La scuola di italiano della Caritas veneziana non si è fermata. Ma lavora già per prevedere e anticipare un possibile lockdown. Lo racconta a Gente Veneta la responsabile, Laura Alquati, che presso la sede Caritas di via Querini a Mestre cura i corsi di lingua italiana per stranieri, ancora in presenza, perché in realtà la normativa consente di farlo: la classe di concorso A23 è inquadrata come una scuola media inferiore.
«Abbiamo studiato un protocollo molto severo – spiega la Alquati -: un volontario durante il cambio delle lezioni fa in modo che la classe uscente non incroci quella che entra; i locali vengono igienizzati da una cooperativa (che sanifica anche la segreteria); vi è la verifica della temperatura. Gli studenti partecipano seduti su sedie da sala conferenze adeguatamente distanziati. Teniamo le finestre sempre aperte».
Al momento ci sono 30 iscritti (14 per classe, per due sezioni: un livello elementare e uno intermedio). La zona geografica di provenienza più rappresentata è il Bangladesh; seguono macedoni e turchi, qualche sudamericano. La presenza africana è in calo.
La scuola vive delle limitazioni numeriche per i corsi, ma ci sono state molto richieste per il livello principianti. Lo spazio è limitato, quindi vi sono 14 studenti per classe, con un livello “a scavalco” dei corsi, in modo da poter tenere insieme insegnamenti di grado diverso.
«In questa parte iniziale dei corsi si sta facendo anche una educazione digitale per prevenire una eventuale interruzione – continua Laura Alquati – . Vi sono molte donne che a marzo si erano trovate in difficoltà con i figli per la didattica a distanza, ma paradossalmente sono state più avvantaggiate degli uomini perché hanno potuto sfruttare gli strumenti dati ai figli da molte realtà pubbliche. Questo ha favorito anche noi: hanno usato i supporti dati ai figli per i nostri corsi».

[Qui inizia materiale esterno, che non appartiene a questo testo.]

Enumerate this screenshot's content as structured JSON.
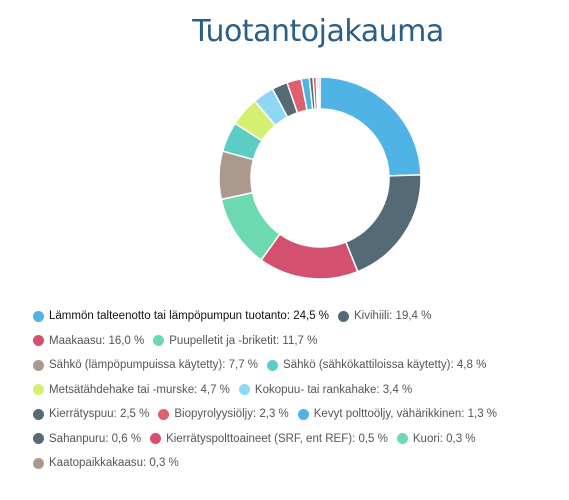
{
  "chart_data": {
    "type": "pie",
    "variant": "donut",
    "title": "Tuotantojakauma",
    "unit": "%",
    "legend_position": "bottom",
    "slices": [
      {
        "label": "Lämmön talteenotto tai lämpöpumpun tuotanto",
        "value": 24.5,
        "value_text": "24,5 %",
        "color": "#4fb3e6"
      },
      {
        "label": "Kivihiili",
        "value": 19.4,
        "value_text": "19,4 %",
        "color": "#546b76"
      },
      {
        "label": "Maakaasu",
        "value": 16.0,
        "value_text": "16,0 %",
        "color": "#d4506f"
      },
      {
        "label": "Puupelletit ja -briketit",
        "value": 11.7,
        "value_text": "11,7 %",
        "color": "#6dd9b0"
      },
      {
        "label": "Sähkö (lämpöpumpuissa käytetty)",
        "value": 7.7,
        "value_text": "7,7 %",
        "color": "#aa998c"
      },
      {
        "label": "Sähkö (sähkökattiloissa käytetty)",
        "value": 4.8,
        "value_text": "4,8 %",
        "color": "#5ccdc4"
      },
      {
        "label": "Metsätähdehake tai -murske",
        "value": 4.7,
        "value_text": "4,7 %",
        "color": "#d4f070"
      },
      {
        "label": "Kokopuu- tai rankahake",
        "value": 3.4,
        "value_text": "3,4 %",
        "color": "#8ed8f5"
      },
      {
        "label": "Kierrätyspuu",
        "value": 2.5,
        "value_text": "2,5 %",
        "color": "#546b76"
      },
      {
        "label": "Biopyrolyysiöljy",
        "value": 2.3,
        "value_text": "2,3 %",
        "color": "#e06070"
      },
      {
        "label": "Kevyt polttoöljy, vähärikkinen",
        "value": 1.3,
        "value_text": "1,3 %",
        "color": "#4fb3e6"
      },
      {
        "label": "Sahanpuru",
        "value": 0.6,
        "value_text": "0,6 %",
        "color": "#546b76"
      },
      {
        "label": "Kierrätyspolttoaineet (SRF, ent REF)",
        "value": 0.5,
        "value_text": "0,5 %",
        "color": "#d4506f"
      },
      {
        "label": "Kuori",
        "value": 0.3,
        "value_text": "0,3 %",
        "color": "#6dd9b0"
      },
      {
        "label": "Kaatopaikkakaasu",
        "value": 0.3,
        "value_text": "0,3 %",
        "color": "#aa998c"
      }
    ],
    "legend_rows": [
      [
        0,
        1
      ],
      [
        2,
        3
      ],
      [
        4,
        5
      ],
      [
        6,
        7
      ],
      [
        8,
        9,
        10
      ],
      [
        11,
        12,
        13
      ],
      [
        14
      ]
    ]
  }
}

La scuola è nata con utenza Caritas, quindi spesso con migranti o senza fissa dimora. Per le lezioni digitali si dovranno perciò usare molto gli smartphone: «L’idea, già anticipata nel precedente lock-down, è sfruttare le videochiamate di gruppo su WhatsApp e Zoom su telefonino. Ovviamente la condivisione delle slides è difficile, quindi usiamo i libri e delle applicazioni di condivisione da usare con i social. Il cartaceo aiuta a mediare il digitale. Stiamo distribuendo i testi». Una sorta di sintesi tra metodi tradizionali e metodi innovativi.
Ma la scuola ha anche un sogno nel cassetto: far ripartire e ampliare l’offerta formativa con un canale online, facendo tesoro di quanto fatto, a livello sperimentale (e di necessità), durante l’ultimo lockdown.